A Summary of Survey Responses (all percentages are rounded)
Total Respondents: 327
Results from 5 Continents: North America, Australia, Europe, South America, Asia
Currently living in 14 Countries and 200 Cities in the USA, Canada, Australia, Portugal, Brazil, Hong Kong, Macau, Philippines, Britian, France, Vanuatu, New Zealand, Finland, and Sweden
Gender: 59 % Female, 40 % Male
Age: 47 % (under 18 – 64), 52 % (65 and older)
General Health: Excellent-Good (87 %), Fair-Poor (12 %)
Mental Health: Good Days p/mo.: (62 %), Not Good 5-15 days (26 %), Not Good 15-30 days (3 %)
Physical Health: (Frequency of Illness p/mo.): None (59 %), 5-10 days (23 %), 10-30 days (9 %)
Origin of Ancestors reported: 92 % from Portugal, Goa, Macau, Hong Kong, Shanghai
Average Number of Living Family Members: 15,579 (+/- 8 %)
Average Family Size reported: 48 family members
Social Media usage reported to connect with family: Facebook (81 %), WhatsApp (68 %), Instagram (41 %), LinkedIn (30 %), Twitter-X (13 %), WeChat (9 %), Snap (5 %), Viber (3 %)
Cultural Identity reported: 99 % identify as Macanese, Portuguese, Luso-Asian, or Eurasian
Willingness to send Digital Pictures or Documents for Research Archive: 50 %
Estimate of the Global Luso-Asian–Macanese Population: 1,947,375 [5]
Level of Confidence: 95 %
Margin of Error: 5.42 % (+ or –)
Range of Variance: 1,841,827 to 2,052,923 = Luso-Asian-Macanese World-wide
Unique Family Names: 500 (found in Macau, Goa, Portugal, Hong Kong, Timor)
[1] This is a newly created research group under the direction of Dr. Xavier at U.C. Berkeley. More information about the purpose of the Center and its research initiatives will be provided shortly.
[2] For example, see the academic sources used for population numbers on current Wikipedia pages under “Macanese”, which apparently only apply to Macau and not to diaspora communities outside Asia. Few demographers have continued the work of John Byrne’s 2011 review of Luso-Asian and Eurasian groups, which estimated the global population to be about 500,000, based on census data from 2001-2010. “The Luso-Asians and other Eurasians: Their Domestic and Diasporic Identities”, in The Making of the Luso-Asian World, Laura Jarnagin, pgs. 131-154, ISEAS, Singapore, 2011.
[3] John Byrne, p. 137. Also, there has been little interest in the research of Jorge Forjaz on Macanese families, which identified more than 500 distinct surnames and provides historical background on individuals within each family. Jorge Forjaz, Familias Macaense, International Institute of Macau, 1996 and 2017 editions. Relatively little attention also has been focused on the historical work of Stefan Halikowski Smith (2010) or Sheyla S. Zandonai (2010) among others.

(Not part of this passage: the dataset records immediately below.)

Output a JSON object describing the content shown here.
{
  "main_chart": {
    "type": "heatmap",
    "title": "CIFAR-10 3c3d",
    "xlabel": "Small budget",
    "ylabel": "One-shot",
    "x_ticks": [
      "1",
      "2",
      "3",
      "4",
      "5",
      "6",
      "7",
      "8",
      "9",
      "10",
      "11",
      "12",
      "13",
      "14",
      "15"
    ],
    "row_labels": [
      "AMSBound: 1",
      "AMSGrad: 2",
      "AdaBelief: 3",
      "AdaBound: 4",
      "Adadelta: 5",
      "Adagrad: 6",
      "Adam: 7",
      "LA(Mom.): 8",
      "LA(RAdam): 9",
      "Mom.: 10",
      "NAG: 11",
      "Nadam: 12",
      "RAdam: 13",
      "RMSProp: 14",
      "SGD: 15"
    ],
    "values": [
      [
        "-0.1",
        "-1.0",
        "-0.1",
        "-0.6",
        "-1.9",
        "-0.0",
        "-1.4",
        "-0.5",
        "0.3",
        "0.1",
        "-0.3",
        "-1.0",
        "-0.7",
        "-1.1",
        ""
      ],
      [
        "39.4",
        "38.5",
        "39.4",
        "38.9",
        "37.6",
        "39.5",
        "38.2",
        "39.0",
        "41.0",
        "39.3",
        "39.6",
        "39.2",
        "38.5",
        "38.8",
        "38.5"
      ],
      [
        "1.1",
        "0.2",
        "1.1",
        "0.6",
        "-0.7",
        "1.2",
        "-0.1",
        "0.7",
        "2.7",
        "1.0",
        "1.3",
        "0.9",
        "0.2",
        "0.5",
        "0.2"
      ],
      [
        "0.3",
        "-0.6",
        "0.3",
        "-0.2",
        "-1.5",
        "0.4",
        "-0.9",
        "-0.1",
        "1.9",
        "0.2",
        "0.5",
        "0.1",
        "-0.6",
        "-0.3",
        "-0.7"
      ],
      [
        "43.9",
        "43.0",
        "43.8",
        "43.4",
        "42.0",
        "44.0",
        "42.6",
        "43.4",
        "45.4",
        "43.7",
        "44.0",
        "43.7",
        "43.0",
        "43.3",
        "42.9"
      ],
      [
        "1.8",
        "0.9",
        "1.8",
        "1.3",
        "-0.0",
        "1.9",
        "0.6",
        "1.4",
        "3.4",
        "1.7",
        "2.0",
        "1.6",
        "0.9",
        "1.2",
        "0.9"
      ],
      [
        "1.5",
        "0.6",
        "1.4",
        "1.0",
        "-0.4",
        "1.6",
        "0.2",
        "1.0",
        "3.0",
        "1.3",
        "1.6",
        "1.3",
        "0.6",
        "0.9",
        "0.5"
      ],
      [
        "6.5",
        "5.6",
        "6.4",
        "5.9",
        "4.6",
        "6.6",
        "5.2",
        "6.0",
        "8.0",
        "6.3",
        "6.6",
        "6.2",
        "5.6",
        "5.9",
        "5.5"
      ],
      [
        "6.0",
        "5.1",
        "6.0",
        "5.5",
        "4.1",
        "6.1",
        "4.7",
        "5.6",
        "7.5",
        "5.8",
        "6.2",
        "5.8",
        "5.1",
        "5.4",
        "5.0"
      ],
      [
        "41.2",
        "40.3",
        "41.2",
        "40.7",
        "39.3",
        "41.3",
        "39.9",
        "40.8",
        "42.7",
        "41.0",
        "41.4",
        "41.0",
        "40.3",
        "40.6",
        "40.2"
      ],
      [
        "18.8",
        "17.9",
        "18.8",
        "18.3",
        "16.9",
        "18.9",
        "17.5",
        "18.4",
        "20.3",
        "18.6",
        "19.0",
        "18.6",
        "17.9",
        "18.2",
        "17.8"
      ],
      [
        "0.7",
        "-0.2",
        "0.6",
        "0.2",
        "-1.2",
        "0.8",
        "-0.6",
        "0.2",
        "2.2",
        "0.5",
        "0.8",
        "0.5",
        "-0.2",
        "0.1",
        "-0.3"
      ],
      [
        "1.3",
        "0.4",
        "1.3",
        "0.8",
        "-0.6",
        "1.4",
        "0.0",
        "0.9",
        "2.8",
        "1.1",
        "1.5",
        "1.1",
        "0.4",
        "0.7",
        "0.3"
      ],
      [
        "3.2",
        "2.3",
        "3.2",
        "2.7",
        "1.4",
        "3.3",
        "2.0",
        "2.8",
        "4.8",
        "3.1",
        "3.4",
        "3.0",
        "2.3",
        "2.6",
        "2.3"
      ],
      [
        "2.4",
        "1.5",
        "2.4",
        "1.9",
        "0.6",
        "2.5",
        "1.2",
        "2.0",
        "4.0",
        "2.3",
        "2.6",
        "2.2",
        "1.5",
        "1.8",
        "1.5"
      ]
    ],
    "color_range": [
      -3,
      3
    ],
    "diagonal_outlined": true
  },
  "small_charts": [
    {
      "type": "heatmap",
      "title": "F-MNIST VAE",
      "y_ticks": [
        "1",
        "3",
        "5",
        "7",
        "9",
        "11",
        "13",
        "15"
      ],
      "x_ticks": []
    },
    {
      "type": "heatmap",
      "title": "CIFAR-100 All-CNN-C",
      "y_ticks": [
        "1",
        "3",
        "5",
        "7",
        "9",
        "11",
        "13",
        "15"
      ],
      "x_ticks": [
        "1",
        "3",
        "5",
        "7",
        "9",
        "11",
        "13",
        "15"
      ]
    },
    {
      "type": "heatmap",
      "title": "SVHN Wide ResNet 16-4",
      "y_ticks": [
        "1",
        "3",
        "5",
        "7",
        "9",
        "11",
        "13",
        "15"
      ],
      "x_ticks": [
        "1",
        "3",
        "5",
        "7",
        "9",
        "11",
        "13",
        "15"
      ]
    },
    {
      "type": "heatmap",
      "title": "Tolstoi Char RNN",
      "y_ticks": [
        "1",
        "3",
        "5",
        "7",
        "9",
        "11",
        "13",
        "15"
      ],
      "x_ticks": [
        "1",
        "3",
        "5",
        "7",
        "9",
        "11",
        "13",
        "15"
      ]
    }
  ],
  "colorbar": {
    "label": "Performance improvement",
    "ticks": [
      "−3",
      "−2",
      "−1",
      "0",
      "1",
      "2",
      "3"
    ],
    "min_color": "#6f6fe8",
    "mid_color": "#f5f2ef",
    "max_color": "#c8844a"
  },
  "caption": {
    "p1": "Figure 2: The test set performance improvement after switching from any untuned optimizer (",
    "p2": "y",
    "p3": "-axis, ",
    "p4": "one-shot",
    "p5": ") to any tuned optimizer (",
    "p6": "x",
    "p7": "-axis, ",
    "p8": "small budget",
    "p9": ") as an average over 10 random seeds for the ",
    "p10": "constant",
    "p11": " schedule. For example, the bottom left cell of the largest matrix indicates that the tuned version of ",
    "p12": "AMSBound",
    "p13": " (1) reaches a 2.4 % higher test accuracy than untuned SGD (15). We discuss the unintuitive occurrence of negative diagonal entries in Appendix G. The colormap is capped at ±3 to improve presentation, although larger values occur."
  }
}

[4] “Aspects of Macanese culture achieve national recognition”, Permanent Secretariat of the Forum for Economic and Trade Co-operation between China and Portuguese-speaking Countries (Macao), June 15, 2021.
[5] The final calculations included controls for duplicate responses of family size among relatives who responded, and presumes the current number of Luso-Asian / Macanese families (500) found in numerous archives around the world by genealogists. The use of family names does not include name changes among women or men due to marriages outside the Luso-Asian community or other personal preferences. In other words, an unknown number of Luso-Asian women (matrilineal surnames) or men, who married non-Luso-Asians and adopted their surnames, may not have been among the survey respondents. This suggests the current estimate from the 2024 survey may be lower than the actual population size.